"Rejoice in our confident hope. Be patient in trouble, and keep on praying."
Romans 12:12
I enjoyed two new experiences this morning. The first, running in a little bit of rain! It didn't rain much, just sprinkled throughout my jog, but it was so refreshing! It may be cooler at 5:45 a.m. than later in the day, but it still gets pretty warm out there. God knew just what I needed to make it through and the light rain was such a blessing!
I also increased my mile pace by a full minute. I felt near death and was sure I wasn't going to make it, but it was so worth it when my Endomondo Sports Tracker let me know that my average pace was 13:15, when it usually sits around 14:25! Needless to say, I WAS EXCITED!
I know a 13-minute mile is nowhere near anything grand to most of the world, but to me, it was amazing! It was most exciting because I realized I don't need other people to be impressed. God pushed me through that 13-minute mile and I know He's just as proud of me as I am!
To get through my jogging intervals, I usually pray about extremely personal things that are so hard to confess and ask for help, that they take my mind off of my physical struggle.
This morning was a kicker: patience with my kids.
All parents go through this, right? There's only so many days you can listen to whining and deal with attitude. I want so desperately to not lose my own temper and to react with grace and love, especially with my children, but it can be hard.
I've had an especially hard week dealing with separation anxiety from my infant and attitude from my preschooler. And while I'd love to say that I always react in a Godly matter, that would be a lie. So, when I started my first 1.5 minute jog this morning, God immediately laid on my heart to pray for my reactions.
When the whining starts, take a deep breath and give her the love and affection she needs.
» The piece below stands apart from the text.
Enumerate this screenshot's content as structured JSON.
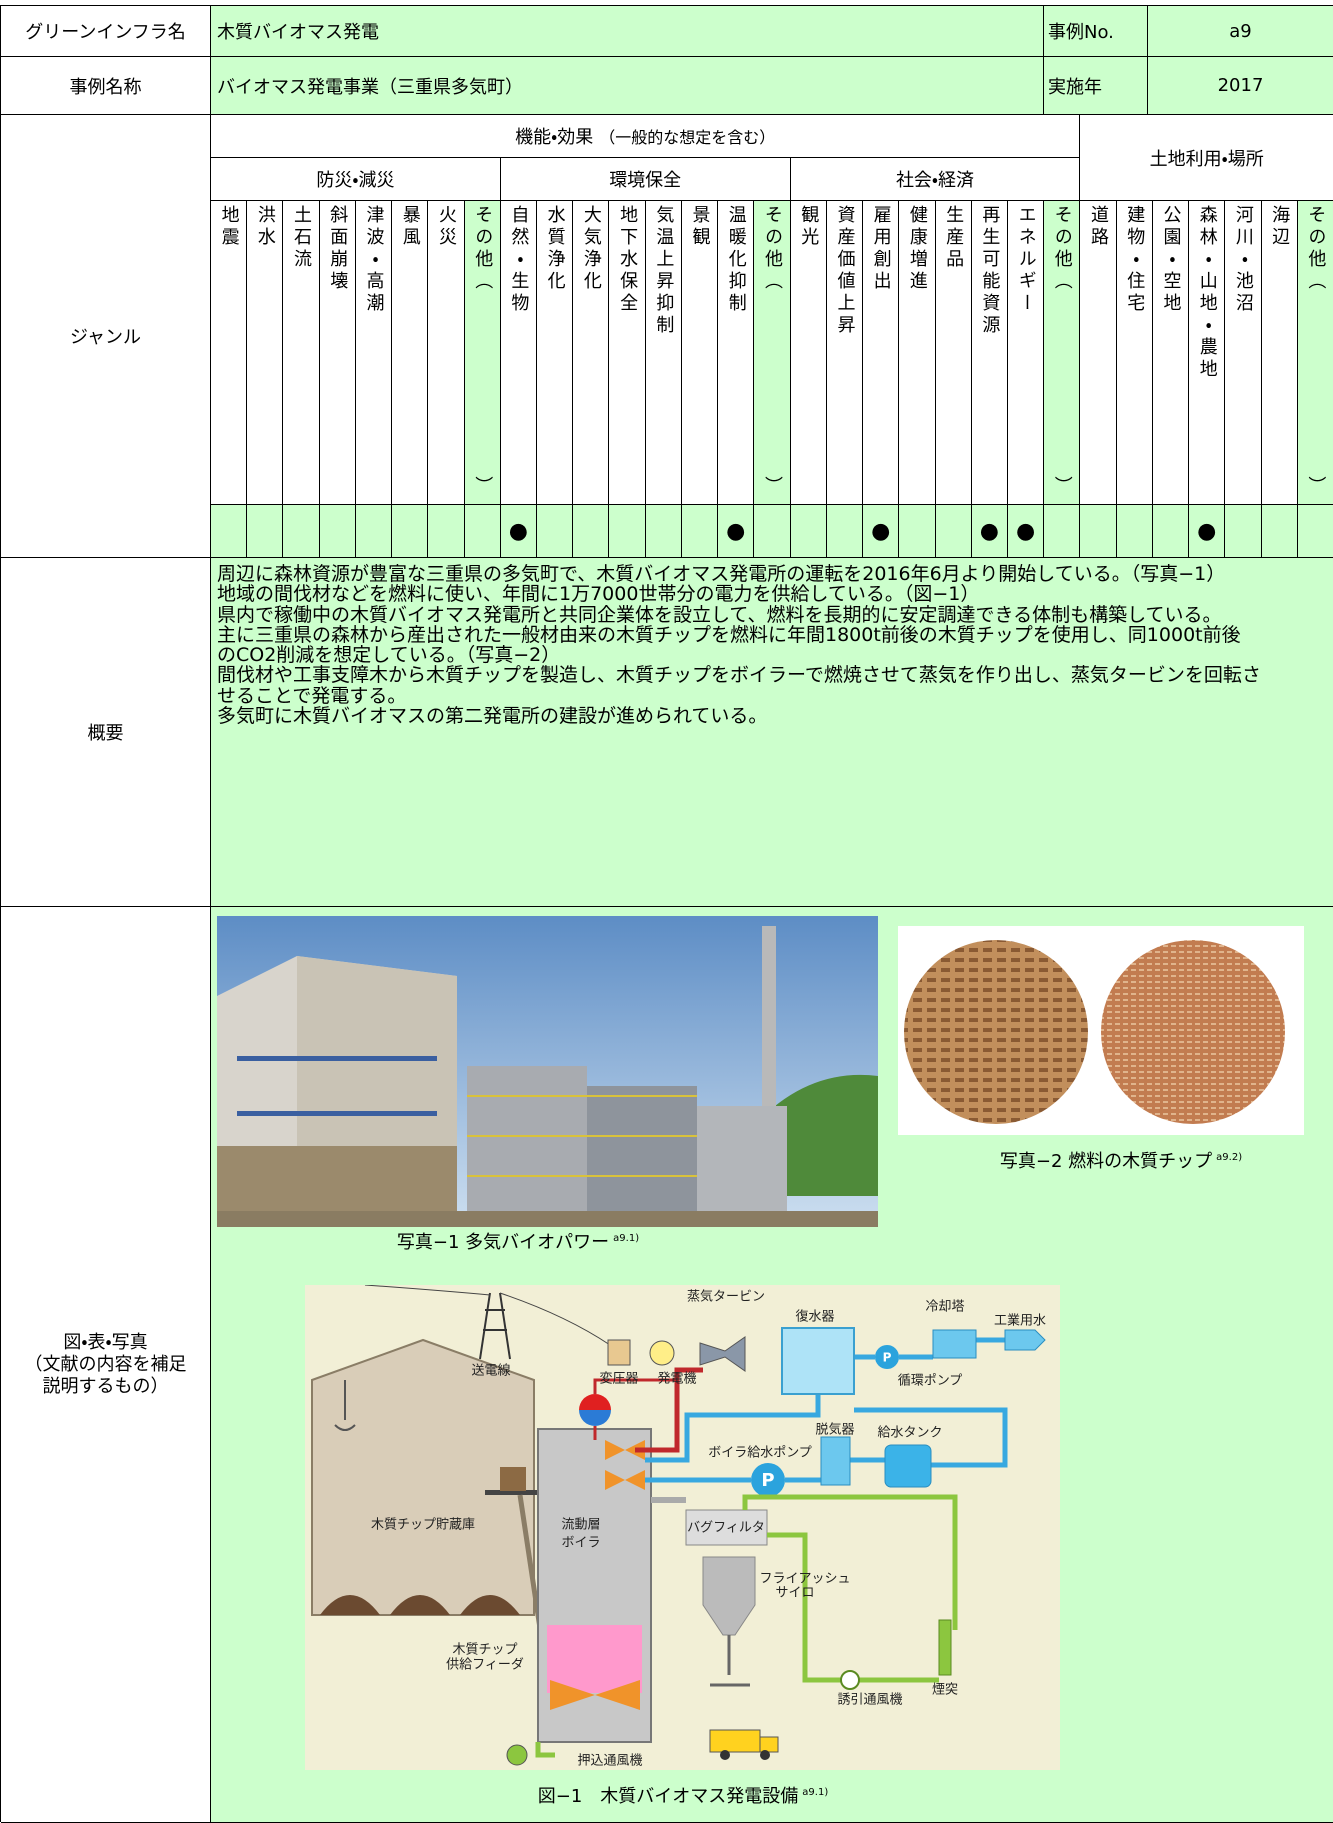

When the attitude starts, take the time to explain that feelings of frustration are okay, but talking back and losing our temper is not.
And even if she whines and he loses his temper, let them know God still loves them and so do I.
And it hit me then.
God is saying the same thing to me.
Even when I whine, complain, and lose my temper, God still loves me too.
So Romans 12:12 gives me hope, when I feel like I'm at the end of my rope at the end of my day.
I can rejoice and be confident in hope.
I can teach them through these struggles and let God improve me in the process.
I can be patient in this struggle because God has been patient with me.
And most of all, I can keep on praying.
When she whines as I leave the room? KEEP ON PRAYING.
When he loses his temper and talks back? KEEP ON PRAYING.
When I feel the urge to scream or cry? KEEP ON PRAYING.
Because children learn by example, and what better example than taking my struggles to the Lord?
In the future, they will learn to do the same.